Real talk. You can’t do this with thousands of kanji. It’s such a useless strain. Recalling the meaning of a kanji doesn’t even qualify as “knowing” it… all of that for what.

8 comments
  1. That’s some crazy mnemonic device, so many damn leaps.

    The best ones are usually created by yourself through your own experiences and instantly retrievable.

  2. Creating long stories might be not so good, but deconstructing on components isn’t so awful as you think. It’s mostly about writing, because when you write, you need to write each stroke. Easier to learn as 2-3 components than 10-20 strokes. And if you are going to live in Japan, writing is still essential in some situations.
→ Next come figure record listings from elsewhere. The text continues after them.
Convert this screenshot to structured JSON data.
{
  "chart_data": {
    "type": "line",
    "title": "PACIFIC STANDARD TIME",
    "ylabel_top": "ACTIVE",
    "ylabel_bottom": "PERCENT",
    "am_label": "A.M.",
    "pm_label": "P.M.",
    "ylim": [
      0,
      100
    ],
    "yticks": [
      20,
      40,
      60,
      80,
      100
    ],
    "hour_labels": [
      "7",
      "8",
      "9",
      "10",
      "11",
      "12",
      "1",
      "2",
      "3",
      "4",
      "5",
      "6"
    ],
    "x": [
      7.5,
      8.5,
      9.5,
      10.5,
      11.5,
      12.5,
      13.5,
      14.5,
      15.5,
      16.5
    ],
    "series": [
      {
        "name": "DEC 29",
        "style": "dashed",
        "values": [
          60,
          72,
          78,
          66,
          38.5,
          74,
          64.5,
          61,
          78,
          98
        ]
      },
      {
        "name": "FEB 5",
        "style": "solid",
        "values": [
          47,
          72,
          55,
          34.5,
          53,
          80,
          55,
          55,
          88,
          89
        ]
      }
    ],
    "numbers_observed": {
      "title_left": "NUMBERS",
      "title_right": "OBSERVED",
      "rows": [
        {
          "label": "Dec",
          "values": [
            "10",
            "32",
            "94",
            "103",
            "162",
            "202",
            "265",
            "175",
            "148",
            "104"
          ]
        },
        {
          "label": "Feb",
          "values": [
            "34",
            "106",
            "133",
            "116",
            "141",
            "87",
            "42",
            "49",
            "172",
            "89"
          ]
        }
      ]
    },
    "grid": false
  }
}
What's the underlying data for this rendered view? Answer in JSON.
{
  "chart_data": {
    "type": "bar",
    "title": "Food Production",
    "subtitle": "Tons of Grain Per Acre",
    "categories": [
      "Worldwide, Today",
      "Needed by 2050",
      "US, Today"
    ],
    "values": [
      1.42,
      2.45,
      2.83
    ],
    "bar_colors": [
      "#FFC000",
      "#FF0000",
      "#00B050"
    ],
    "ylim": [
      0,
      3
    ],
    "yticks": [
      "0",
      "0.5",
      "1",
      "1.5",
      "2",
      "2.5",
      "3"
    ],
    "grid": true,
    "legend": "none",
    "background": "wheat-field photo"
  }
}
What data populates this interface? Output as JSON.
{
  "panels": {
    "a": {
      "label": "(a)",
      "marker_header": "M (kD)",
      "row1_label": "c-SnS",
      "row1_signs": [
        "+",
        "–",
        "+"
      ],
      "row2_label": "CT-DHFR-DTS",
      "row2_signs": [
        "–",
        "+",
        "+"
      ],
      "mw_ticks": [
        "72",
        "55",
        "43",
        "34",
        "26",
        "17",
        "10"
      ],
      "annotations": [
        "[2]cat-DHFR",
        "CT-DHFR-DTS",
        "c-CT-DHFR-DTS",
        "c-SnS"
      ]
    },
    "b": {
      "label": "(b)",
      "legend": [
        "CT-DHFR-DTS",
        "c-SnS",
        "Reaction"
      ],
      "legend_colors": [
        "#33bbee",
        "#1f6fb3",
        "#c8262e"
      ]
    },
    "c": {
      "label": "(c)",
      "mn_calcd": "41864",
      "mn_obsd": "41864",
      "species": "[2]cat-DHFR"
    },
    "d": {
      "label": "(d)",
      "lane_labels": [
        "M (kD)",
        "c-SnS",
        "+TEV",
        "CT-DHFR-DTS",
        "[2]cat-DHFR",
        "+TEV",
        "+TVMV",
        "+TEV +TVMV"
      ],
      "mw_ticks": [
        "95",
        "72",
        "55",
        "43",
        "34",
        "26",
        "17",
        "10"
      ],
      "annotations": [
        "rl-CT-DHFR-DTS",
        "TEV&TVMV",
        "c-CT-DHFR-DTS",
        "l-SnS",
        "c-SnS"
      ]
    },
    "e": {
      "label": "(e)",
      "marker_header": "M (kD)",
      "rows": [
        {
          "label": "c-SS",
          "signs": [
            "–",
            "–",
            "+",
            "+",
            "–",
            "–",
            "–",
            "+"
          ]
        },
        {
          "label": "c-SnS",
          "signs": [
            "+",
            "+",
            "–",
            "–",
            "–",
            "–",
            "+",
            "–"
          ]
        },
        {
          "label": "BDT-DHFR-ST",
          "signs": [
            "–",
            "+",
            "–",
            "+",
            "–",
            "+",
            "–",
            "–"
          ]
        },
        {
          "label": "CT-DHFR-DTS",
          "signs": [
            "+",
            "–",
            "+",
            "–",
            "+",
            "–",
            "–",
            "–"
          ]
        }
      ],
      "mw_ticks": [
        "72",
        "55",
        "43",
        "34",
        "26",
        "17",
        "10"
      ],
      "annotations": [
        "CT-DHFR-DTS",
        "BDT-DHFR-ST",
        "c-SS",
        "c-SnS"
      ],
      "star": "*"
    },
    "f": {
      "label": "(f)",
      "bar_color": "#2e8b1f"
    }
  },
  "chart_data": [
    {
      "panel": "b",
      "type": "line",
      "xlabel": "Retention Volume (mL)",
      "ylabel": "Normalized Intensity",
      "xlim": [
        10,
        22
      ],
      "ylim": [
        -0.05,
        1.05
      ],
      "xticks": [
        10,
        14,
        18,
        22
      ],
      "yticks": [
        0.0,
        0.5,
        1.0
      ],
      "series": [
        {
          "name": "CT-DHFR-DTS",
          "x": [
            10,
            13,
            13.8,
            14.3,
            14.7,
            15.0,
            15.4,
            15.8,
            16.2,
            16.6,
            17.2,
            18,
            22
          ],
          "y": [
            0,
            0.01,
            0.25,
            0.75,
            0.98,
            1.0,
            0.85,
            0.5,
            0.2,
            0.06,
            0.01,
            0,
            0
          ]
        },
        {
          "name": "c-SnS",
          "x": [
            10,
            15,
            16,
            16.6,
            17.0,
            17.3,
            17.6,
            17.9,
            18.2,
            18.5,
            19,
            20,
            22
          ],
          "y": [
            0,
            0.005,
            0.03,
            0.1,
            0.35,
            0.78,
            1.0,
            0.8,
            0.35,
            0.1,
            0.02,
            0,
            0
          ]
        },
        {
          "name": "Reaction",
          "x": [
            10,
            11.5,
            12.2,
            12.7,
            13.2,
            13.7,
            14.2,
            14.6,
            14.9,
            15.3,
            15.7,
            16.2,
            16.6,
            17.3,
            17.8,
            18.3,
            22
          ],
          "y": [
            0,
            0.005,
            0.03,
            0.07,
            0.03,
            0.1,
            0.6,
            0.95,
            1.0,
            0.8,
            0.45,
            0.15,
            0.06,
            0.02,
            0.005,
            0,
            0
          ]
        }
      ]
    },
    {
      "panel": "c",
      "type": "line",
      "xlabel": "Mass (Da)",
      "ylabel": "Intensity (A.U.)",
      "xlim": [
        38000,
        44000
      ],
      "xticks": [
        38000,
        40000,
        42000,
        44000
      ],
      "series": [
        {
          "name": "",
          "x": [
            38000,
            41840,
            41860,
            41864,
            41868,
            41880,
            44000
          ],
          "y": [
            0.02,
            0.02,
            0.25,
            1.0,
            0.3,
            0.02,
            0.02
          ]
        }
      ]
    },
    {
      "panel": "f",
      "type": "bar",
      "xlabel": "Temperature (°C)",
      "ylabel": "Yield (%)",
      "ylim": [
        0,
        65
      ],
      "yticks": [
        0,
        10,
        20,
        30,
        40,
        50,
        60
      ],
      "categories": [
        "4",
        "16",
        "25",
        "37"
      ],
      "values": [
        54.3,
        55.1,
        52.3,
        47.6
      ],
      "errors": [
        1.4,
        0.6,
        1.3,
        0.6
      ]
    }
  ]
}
    Another point is that if you know components, you already partially know all kanji that use it and it’s easier to memorize. The way people learn kanji via reading is that we memorize some general shape in context, so when we see similar situation we can recognize it. Usually we don’t even know small details, only several key moments that help us to distinguish. But on practice we still learn thousands of kanji and several key moments, so it’s not so much different from learning with components.

    So I can’t say that it’s useless, rather it’s about preference which way people want to learn and both methods work.

  3. > Aren’t you just making stuff harder by trying to memorize an essay everytime you see a kanji?? How is that going to help at all?

    As someone who did RTK. Yes. At first you’re recalling a whole novel to remember each Kanji. But eventually, you don’t have to use that mnemonic to remember that kanji anymore.

    And then slowly you reach the point where you don’t need a mnemonic for any kanji.

    > Don’t waste time with RTK, just immerse! Reading will get kanji in your head better

    It absolutely did not for me. I tried. I tried for a long time and even though I would be like “I’ve seen this kanji a dozen times” it never clicked for me.

    Those long winded mnemonics helped me wrap my head around kanji, and eventually those training wheels came off.

    > Recalling the meaning of a kanji doesn’t even qualify as “knowing” it… all of that for what.

    It’s an early stage for a lot of Kanji readers, that they will grow out of.

    It’s cool that you didn’t ever need it, but do try to understand that these methods exist because other people just can’t brute force it like you did.

    🙂 A lot of popular methods DIDN’T work for me, but it doesn’t mean they didn’t work for others. Peoples’ brains aren’t a monolith, that’s why so many methods for each aspect of language learning, let alone Japanese, exist in the first place.

  4. I learned the meanings of 1000 kanji within 10 days with less than 20 hours of work using RTK. How long did it take you to learn the meanings of 1000 kanji?